While a few gig economy firms have already practised steps to attempt to stop the expanse of COVID-19 amongst its workers, Sen. Mark Warner (VA) is urging them to go ahead and consider assuring workers don’t suffer financial outcomes as a consequence of the virus.
In different letters to Uber, Lyft, Instacart, Postmates, Grubhub and DoorDash, Sen. Warner set out a few ideas.
The Idea’s Proposed
The first involves building a unique coronavirus health stock that would be open to gig workers if they require to take time off to get examined or self-quarantine.
The additional idea is to give workers their usual average pay, even if they can’t serve their regular average hours.
Uber, in a comment, said it is examining alternatives to repay drivers who might be affected.
In a statement, a Lyft spokesperson told that the company admires Sen. Warner’s direction but did not explicitly specify possible compensation.
DoorDash, meantime, says it intends to join in with Sen. Warner now regarding “innovative solutions” that help to improve the well-being of DoorDash’s delivery operators.
Postmates, which lately introduced up contactless delivery choices, says it will proceed to give information with its line of workers as the leadership from the Centers for Disease Control and Prevention develops.
Additionally, Postmates stated it intends to notify Sen. Warner’s office with its intentions to “invest in the well being of their resilient workforce.”
GruhHub, similarily, further says it’s centred on the wellness and security of its drivers, consumers and restaurant associates.
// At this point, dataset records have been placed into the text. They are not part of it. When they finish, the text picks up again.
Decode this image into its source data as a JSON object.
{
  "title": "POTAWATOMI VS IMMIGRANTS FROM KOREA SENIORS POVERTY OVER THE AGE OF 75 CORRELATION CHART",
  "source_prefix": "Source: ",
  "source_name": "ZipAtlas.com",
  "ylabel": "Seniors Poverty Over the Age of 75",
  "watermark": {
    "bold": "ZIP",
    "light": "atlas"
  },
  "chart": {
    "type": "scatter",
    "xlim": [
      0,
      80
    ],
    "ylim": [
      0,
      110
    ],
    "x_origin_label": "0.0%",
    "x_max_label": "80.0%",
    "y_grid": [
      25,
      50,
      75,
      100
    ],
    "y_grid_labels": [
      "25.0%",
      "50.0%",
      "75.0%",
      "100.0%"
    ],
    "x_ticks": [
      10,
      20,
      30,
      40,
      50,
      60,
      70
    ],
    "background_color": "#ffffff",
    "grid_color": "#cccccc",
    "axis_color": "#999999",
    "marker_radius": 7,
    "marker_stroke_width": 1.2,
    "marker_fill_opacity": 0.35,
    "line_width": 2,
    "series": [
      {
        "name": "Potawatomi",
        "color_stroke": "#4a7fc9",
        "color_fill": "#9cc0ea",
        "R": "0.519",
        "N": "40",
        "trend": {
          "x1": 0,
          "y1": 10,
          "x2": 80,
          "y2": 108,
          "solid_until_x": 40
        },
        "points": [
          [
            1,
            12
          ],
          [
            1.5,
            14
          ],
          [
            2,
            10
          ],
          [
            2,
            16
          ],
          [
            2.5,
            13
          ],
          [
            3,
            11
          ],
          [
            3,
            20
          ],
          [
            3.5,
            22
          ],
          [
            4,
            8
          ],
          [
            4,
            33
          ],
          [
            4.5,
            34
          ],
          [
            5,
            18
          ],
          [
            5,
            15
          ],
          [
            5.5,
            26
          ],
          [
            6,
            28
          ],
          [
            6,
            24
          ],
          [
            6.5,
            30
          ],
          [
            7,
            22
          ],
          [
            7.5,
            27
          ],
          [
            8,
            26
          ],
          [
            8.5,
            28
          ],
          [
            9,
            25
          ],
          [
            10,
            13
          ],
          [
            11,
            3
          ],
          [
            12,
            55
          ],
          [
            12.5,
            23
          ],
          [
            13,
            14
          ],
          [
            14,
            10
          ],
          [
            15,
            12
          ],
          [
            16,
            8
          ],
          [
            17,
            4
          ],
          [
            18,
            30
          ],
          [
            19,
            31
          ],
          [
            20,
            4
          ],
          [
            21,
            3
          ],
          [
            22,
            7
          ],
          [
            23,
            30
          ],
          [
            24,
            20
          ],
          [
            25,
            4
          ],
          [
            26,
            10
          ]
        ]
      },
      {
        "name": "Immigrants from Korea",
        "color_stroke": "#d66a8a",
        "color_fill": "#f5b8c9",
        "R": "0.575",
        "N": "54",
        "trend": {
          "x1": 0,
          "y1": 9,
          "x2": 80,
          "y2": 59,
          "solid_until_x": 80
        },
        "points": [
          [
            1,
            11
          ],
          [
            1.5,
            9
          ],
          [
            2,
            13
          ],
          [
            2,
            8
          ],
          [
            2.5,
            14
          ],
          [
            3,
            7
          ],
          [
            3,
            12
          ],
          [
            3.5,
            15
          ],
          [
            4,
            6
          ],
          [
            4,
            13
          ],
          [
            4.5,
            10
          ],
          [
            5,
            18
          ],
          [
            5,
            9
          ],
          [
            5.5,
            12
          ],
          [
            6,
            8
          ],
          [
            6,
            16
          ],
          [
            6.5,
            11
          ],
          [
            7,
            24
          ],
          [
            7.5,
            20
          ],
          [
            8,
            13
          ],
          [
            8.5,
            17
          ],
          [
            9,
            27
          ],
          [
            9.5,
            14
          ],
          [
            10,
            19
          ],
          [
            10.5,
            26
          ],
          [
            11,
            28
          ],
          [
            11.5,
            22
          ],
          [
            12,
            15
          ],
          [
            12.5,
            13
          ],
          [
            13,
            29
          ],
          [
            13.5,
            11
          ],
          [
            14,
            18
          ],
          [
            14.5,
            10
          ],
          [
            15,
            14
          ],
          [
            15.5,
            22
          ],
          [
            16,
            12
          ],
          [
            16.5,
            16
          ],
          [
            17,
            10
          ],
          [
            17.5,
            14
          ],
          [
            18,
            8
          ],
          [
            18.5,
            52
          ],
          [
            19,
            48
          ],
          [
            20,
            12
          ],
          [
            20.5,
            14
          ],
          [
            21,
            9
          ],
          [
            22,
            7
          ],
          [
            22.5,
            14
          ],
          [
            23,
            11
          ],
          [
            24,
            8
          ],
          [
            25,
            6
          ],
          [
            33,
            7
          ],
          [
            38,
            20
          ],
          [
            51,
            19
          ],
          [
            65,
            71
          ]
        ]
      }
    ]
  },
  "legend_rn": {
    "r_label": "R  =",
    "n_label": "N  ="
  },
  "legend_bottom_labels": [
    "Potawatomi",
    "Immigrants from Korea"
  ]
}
This focus on the acknowledgement of gig economy businesses comes at a point when several of them are attempting to fight a new California gig worker security law, which would make it tougher for these businesses to label workers as independent builders.
Companies Outside The Gig Marketplace
Outside of the gig marketplace, firms like Microsoft and Facebook have been more proactive in this field.
Microsoft, for instance, has pledged to pay hourly operators their usual wages even if they are incapable of working as a consequence of COVID-19 concerns.